Muitos eventos se sucederam neste percurso. Mantínhamos, no entanto, nossa atenção, sobretudo na percepção da diferença das habitações. Conversávamos sobre assuntos que o ambiente nos motivava em tempo real, solidarizando-nos com alguns posicionamentos individuais, distendendo as observações, e sobretudo desmanchando consensos. Essas observações convergiam nossos conhecimentos arquitetônicos e geográficos, que iam se

expandindo e criando junto aos participantes, considerações sobre a produção do espaço naquela localidade, a biografia do seus habitantes e ecologia que era praticada nestas relações.

Essas idéias acabaram por encaminhar abordagens ecológicas, e passamos então a conversar sobre a presença de abrigos naturais na paisagem.
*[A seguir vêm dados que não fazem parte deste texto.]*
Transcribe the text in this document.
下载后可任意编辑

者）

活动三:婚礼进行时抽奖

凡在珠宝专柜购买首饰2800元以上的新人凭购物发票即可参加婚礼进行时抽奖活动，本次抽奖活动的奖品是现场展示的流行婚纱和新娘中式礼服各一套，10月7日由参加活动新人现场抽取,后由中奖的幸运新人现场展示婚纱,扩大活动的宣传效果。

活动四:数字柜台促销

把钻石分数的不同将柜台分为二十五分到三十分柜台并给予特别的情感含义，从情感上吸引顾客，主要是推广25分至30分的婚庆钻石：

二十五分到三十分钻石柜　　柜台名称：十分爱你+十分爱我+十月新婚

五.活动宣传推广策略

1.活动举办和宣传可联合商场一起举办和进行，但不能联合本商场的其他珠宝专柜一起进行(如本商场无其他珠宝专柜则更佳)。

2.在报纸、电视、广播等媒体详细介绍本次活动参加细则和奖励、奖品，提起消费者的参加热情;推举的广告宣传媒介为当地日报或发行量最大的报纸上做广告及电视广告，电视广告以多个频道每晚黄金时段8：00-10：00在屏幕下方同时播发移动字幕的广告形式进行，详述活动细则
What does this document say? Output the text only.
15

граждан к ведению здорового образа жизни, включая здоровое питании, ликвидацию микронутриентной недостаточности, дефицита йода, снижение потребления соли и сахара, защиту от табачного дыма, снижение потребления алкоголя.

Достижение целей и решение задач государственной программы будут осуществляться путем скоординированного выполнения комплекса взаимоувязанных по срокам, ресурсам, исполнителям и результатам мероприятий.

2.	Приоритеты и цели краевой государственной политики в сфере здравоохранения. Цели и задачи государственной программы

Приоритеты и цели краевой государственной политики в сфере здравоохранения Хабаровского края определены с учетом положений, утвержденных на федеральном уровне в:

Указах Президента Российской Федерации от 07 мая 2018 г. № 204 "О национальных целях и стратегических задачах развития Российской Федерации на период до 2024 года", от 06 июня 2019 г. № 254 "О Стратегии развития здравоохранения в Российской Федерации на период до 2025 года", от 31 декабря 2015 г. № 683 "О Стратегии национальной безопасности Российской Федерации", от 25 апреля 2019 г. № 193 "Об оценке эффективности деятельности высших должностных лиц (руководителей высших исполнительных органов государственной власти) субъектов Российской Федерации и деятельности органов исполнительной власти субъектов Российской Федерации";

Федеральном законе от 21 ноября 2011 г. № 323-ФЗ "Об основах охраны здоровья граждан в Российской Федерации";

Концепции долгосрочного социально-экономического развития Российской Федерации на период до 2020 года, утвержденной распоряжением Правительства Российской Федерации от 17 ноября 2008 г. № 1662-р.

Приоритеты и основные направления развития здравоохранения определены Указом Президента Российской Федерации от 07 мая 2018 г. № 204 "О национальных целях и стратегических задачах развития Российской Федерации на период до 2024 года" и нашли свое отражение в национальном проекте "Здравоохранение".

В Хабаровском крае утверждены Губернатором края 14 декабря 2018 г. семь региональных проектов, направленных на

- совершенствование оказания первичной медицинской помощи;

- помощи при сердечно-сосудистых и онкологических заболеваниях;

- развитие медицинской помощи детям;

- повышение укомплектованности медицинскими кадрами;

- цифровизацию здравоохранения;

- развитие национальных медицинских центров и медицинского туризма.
Começamos a perceber nas árvores e no solo, as moradas dos animais, fato que já havia sido ativado no tamarineiro. A diferenciação entre as matérias de que eram feitas, e as formalizações que eram desenvolvidas, foram relacionadas com a forma de produção dos abrigos e habitações humanas. Como os animais desenvolviam seus abrigos, onde obtinham as matérias para a construção destes? Eram habitações móveis ou fixas? Diferiam das construções que nós produzíamos? Por quê? (fig.26)
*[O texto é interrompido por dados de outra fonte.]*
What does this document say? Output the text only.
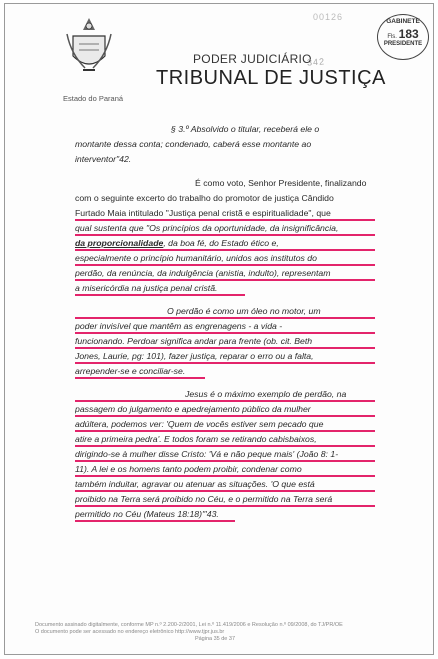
Estado do Paraná
00126
PODER JUDICIÁRIO
TRIBUNAL DE JUSTIÇA
342
GABINETE
Fls. 183
PRESIDENTE
§ 3.º Absolvido o titular, receberá ele o
montante dessa conta; condenado, caberá esse montante ao
interventor"42.
É como voto, Senhor Presidente, finalizando
com o seguinte excerto do trabalho do promotor de justiça Cândido
Furtado Maia intitulado "Justiça penal cristã e espiritualidade", que
qual sustenta que "Os princípios da oportunidade, da insignificância,
da proporcionalidade, da boa fé, do Estado ético e,
especialmente o princípio humanitário, unidos aos institutos do
perdão, da renúncia, da indulgência (anistia, indulto), representam
a misericórdia na justiça penal cristã.
O perdão é como um óleo no motor, um
poder invisível que mantêm as engrenagens - a vida -
funcionando. Perdoar significa andar para frente (ob. cit. Beth
Jones, Laurie, pg: 101), fazer justiça, reparar o erro ou a falta,
arrepender-se e conciliar-se.
Jesus é o máximo exemplo de perdão, na
passagem do julgamento e apedrejamento público da mulher
adúltera, podemos ver: 'Quem de vocês estiver sem pecado que
atire a primeira pedra'. E todos foram se retirando cabisbaixos,
dirigindo-se à mulher disse Cristo: 'Vá e não peque mais' (João 8: 1-
11). A lei e os homens tanto podem proibir, condenar como
também induitar, agravar ou atenuar as situações. 'O que está
proibido na Terra será proibido no Céu, e o permitido na Terra será
permitido no Céu (Mateus 18:18)'"43.
Documento assinado digitalmente, conforme MP n.º 2.200-2/2001, Lei n.º 11.419/2006 e Resolução n.º 09/2008, do TJ/PR/OE
O documento pode ser acessado no endereço eletrônico http://www.tjpr.jus.br
Página 35 de 37
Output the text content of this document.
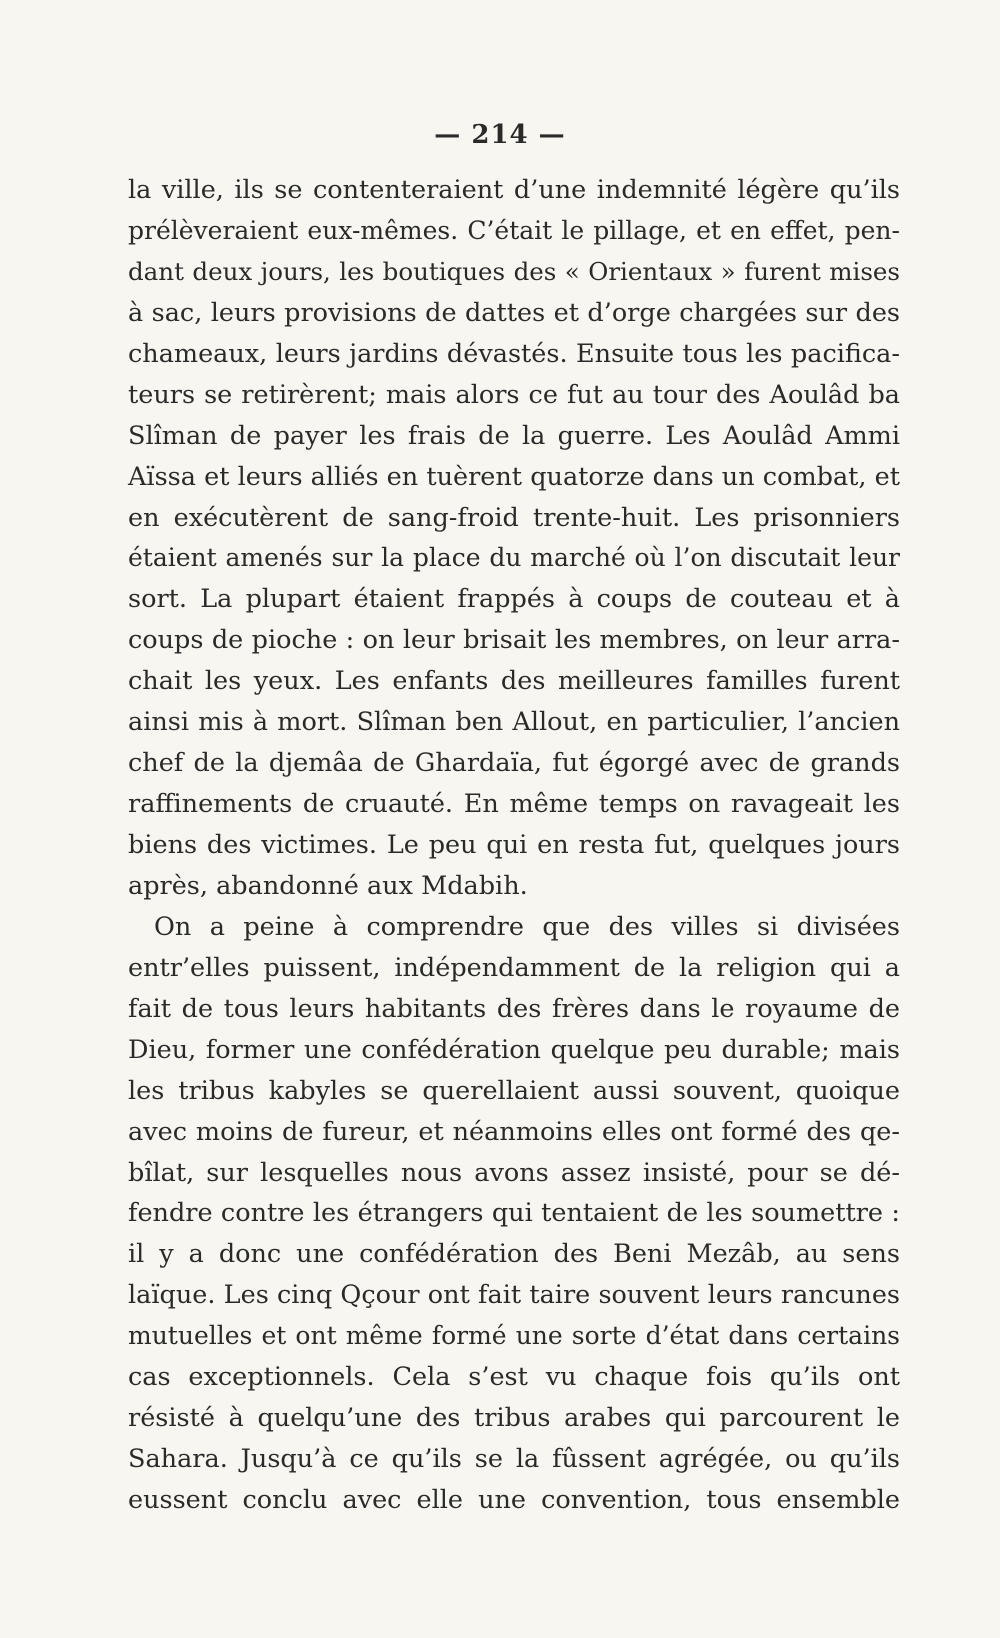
— 214 —
la ville, ils se contenteraient d’une indemnité légère qu’ils
prélèveraient eux-mêmes. C’était le pillage, et en effet, pen-
dant deux jours, les boutiques des « Orientaux » furent mises
à sac, leurs provisions de dattes et d’orge chargées sur des
chameaux, leurs jardins dévastés. Ensuite tous les pacifica-
teurs se retirèrent; mais alors ce fut au tour des Aoulâd ba
Slîman de payer les frais de la guerre. Les Aoulâd Ammi
Aïssa et leurs alliés en tuèrent quatorze dans un combat, et
en exécutèrent de sang-froid trente-huit. Les prisonniers
étaient amenés sur la place du marché où l’on discutait leur
sort. La plupart étaient frappés à coups de couteau et à
coups de pioche : on leur brisait les membres, on leur arra-
chait les yeux. Les enfants des meilleures familles furent
ainsi mis à mort. Slîman ben Allout, en particulier, l’ancien
chef de la djemâa de Ghardaïa, fut égorgé avec de grands
raffinements de cruauté. En même temps on ravageait les
biens des victimes. Le peu qui en resta fut, quelques jours
après, abandonné aux Mdabih.
On a peine à comprendre que des villes si divisées
entr’elles puissent, indépendamment de la religion qui a
fait de tous leurs habitants des frères dans le royaume de
Dieu, former une confédération quelque peu durable; mais
les tribus kabyles se querellaient aussi souvent, quoique
avec moins de fureur, et néanmoins elles ont formé des qe-
bîlat, sur lesquelles nous avons assez insisté, pour se dé-
fendre contre les étrangers qui tentaient de les soumettre :
il y a donc une confédération des Beni Mezâb, au sens
laïque. Les cinq Qçour ont fait taire souvent leurs rancunes
mutuelles et ont même formé une sorte d’état dans certains
cas exceptionnels. Cela s’est vu chaque fois qu’ils ont
résisté à quelqu’une des tribus arabes qui parcourent le
Sahara. Jusqu’à ce qu’ils se la fûssent agrégée, ou qu’ils
eussent conclu avec elle une convention, tous ensemble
FIGURA 26 – Reconhecendo as habitações de Barra Grande FONTE: Arquivo particular do autor

A prática extendeu-se por 3 horas, aproximadamente, e percorremos atalhos e desvios, não usais em minha prática urbana. Os habitantes se sentiam às vezes incomodados porque havia trilhas que eram usadas, mas que foram interditadas por cercas, já que a mudança de alguns turistas para Barra Grande tinha alterado os caminhos e passagens. Os turistas não gostavam que outras pessoas atravessassem suas propriedade recém adquiridas e limitavam sua propriedade com cercas de arame farpado. Antes os trajetos eram livres, agora eram interditados em certos pontos, porque uma recomendação havia sido feita. Porém, nós atravessamos alguns destes lugares, porque decidimos,

coletivamente, que não haveria nenhum problema em transitar por ali, embora eu mesmo tenha me deparado com o meu receio em fazer isso, percebendo, então, o meu pré-conceito impregnado no corpo sobre a idéia de propriedade.

Várias dessas percepções foram se ampliando por considerações nossas e dos participantes, e chegando às ruínas da fortificação, cada participante discorreu sobre apontamentos históricos de que tinham ouvido falar, estimulados pelo encontro com os objetos e vestígios de construções que encontrávamos. A memória e a historiografia impregnadas em cada objeto desvelavam-se por nossa passagem e contribuíam para engajarmos questões ecológicas e as necessidades de preservação daquele sítio. Os participantes mesmo, criavam suas considerações, e nós intervíamos quando era necessário.